Good day, welcome to the DBV Technologies' full year 2022 financial results conference call. All participants will be in a listen-only mode. Should you need assistance, please signal a conference specialist by pressing the star key followed by zero. After today's presentation, there will be an opportunity to ask questions. To ask a question, you may press star then one on your touch tone phone. To withdraw your question, please press star then two. Please note this event is being recorded. I would now like to turn the conference over to Ms. Anne Pollak, DBV Investor Relations. Please go ahead.
Thank you. This afternoon, DBV Technologies issued a press release that outlines our financial results for the 12 months ended December 31st, 2022. This press release is available in the press release section of the DBV Technologies website. Before we begin, please note that today's call may include a number of forward-looking statements, including, but not limited to comments regarding our clinical and regulatory development plans, the timing and results of interactions with regulatory agencies, our forecast of our cash runway, and the ability of our product candidates to improve the lives of patients with food allergies. These forward-looking statements are based on assumptions that are subject to risks and uncertainties that could cause the company's actual results to differ significantly from those suggested by these statements. Given these risks and uncertainties, you should not place undue reliance on these forward-looking statements.
Please refer to the company's filings with the SEC and the French AMF for information concerning risk factors that could cause the company's actual results to differ materially from expectations, including any forward-looking statements made on this call. Except as required by law, the company disclaims any obligation to publicly update or revise any forward-looking statements to account for or reflect events or circumstances that occur after this call. Joining me on today's call are Daniel Tassé, Chief Executive Officer of DBV, Sébastien Robitaille, Chief Financial Officer, and Pharis Mohideen, Chief Medical Officer. I will now pass the call over to Daniel. Daniel?

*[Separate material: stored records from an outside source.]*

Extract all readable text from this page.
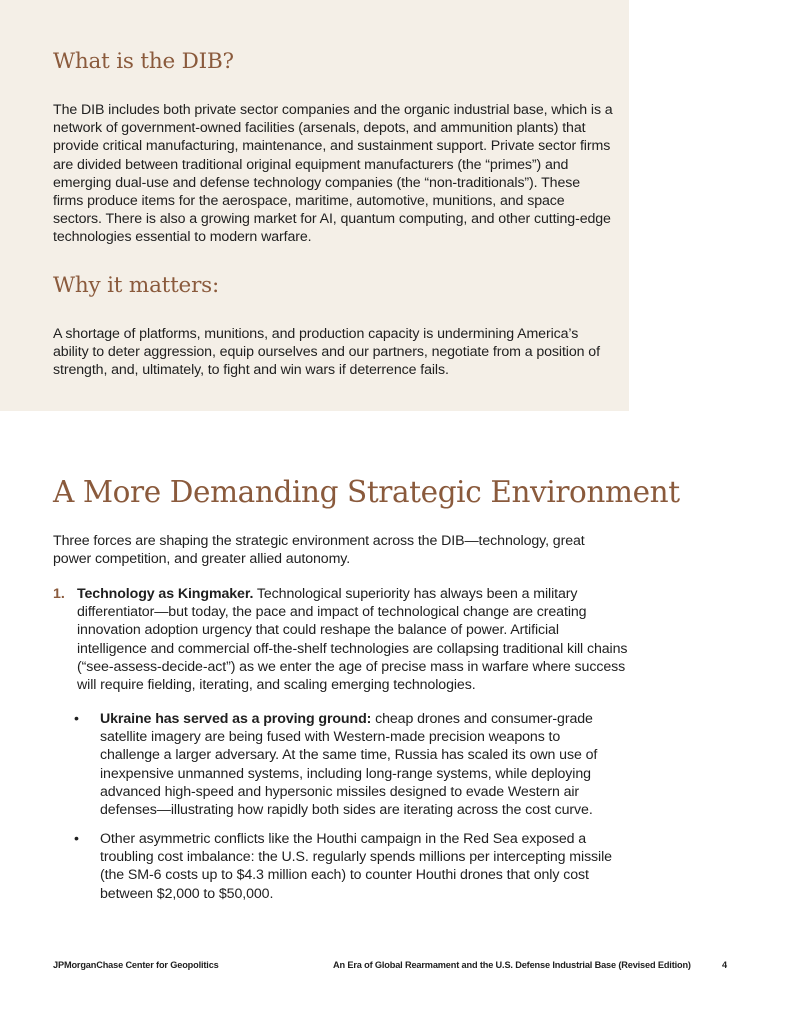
What is the DIB?

The DIB includes both private sector companies and the organic industrial base, which is a network of government-owned facilities (arsenals, depots, and ammunition plants) that provide critical manufacturing, maintenance, and sustainment support. Private sector firms are divided between traditional original equipment manufacturers (the “primes”) and emerging dual-use and defense technology companies (the “non-traditionals”). These firms produce items for the aerospace, maritime, automotive, munitions, and space sectors. There is also a growing market for AI, quantum computing, and other cutting-edge technologies essential to modern warfare.

Why it matters:

A shortage of platforms, munitions, and production capacity is undermining America’s ability to deter aggression, equip ourselves and our partners, negotiate from a position of strength, and, ultimately, to fight and win wars if deterrence fails.

A More Demanding Strategic Environment

Three forces are shaping the strategic environment across the DIB—technology, great power competition, and greater allied autonomy.

1. Technology as Kingmaker. Technological superiority has always been a military differentiator—but today, the pace and impact of technological change are creating innovation adoption urgency that could reshape the balance of power. Artificial intelligence and commercial off-the-shelf technologies are collapsing traditional kill chains (“see-assess-decide-act”) as we enter the age of precise mass in warfare where success will require fielding, iterating, and scaling emerging technologies.

• Ukraine has served as a proving ground: cheap drones and consumer-grade satellite imagery are being fused with Western-made precision weapons to challenge a larger adversary. At the same time, Russia has scaled its own use of inexpensive unmanned systems, including long-range systems, while deploying advanced high-speed and hypersonic missiles designed to evade Western air defenses—illustrating how rapidly both sides are iterating across the cost curve.

• Other asymmetric conflicts like the Houthi campaign in the Red Sea exposed a troubling cost imbalance: the U.S. regularly spends millions per intercepting missile (the SM-6 costs up to $4.3 million each) to counter Houthi drones that only cost between $2,000 to $50,000.

JPMorganChase Center for Geopolitics	An Era of Global Rearmament and the U.S. Defense Industrial Base (Revised Edition)	4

Anne, thank you. Thank you all for joining us on this call this afternoon. In a few moments, Sébastien will walk you through the highlights of the full year 2022 financial results. Before he does that, I'd like to take a few moments to talk about recent clinical updates. Last year, our top priority was to finalize the design and protocol of VITESSE, the phase III pivotal study of the modified Viaskin Peanut patch in children ages 4 to 7 with a confirmed peanut allergy diagnosis. We did that. We are on track to screen our first patient by the end of the Q1 this year. We look forward to providing an update when this event occurs.
Now, in advance of initiating VITESSE, we completed a study called EVOLVE, which was a 12-week caregiver and patient user experience study with the modified Viaskin Peanut patch in 50 peanut allergic children, ages four to 11 years of age. Now, our objective with EVOLVE was pretty straightforward. It was to optimize the eDiary tool that families will use in VITESSE to best capture patch adhesion and patch experience data. I will invite Pharis to speak in more detail about EVOLVE, what we learned from it, as well as also update you all on Viaskin Peanut data that was presented last weekend at the American Academy of Allergy, Asthma & Immunology annual scientific meeting, the meeting that we all know as quad AI. Pharis?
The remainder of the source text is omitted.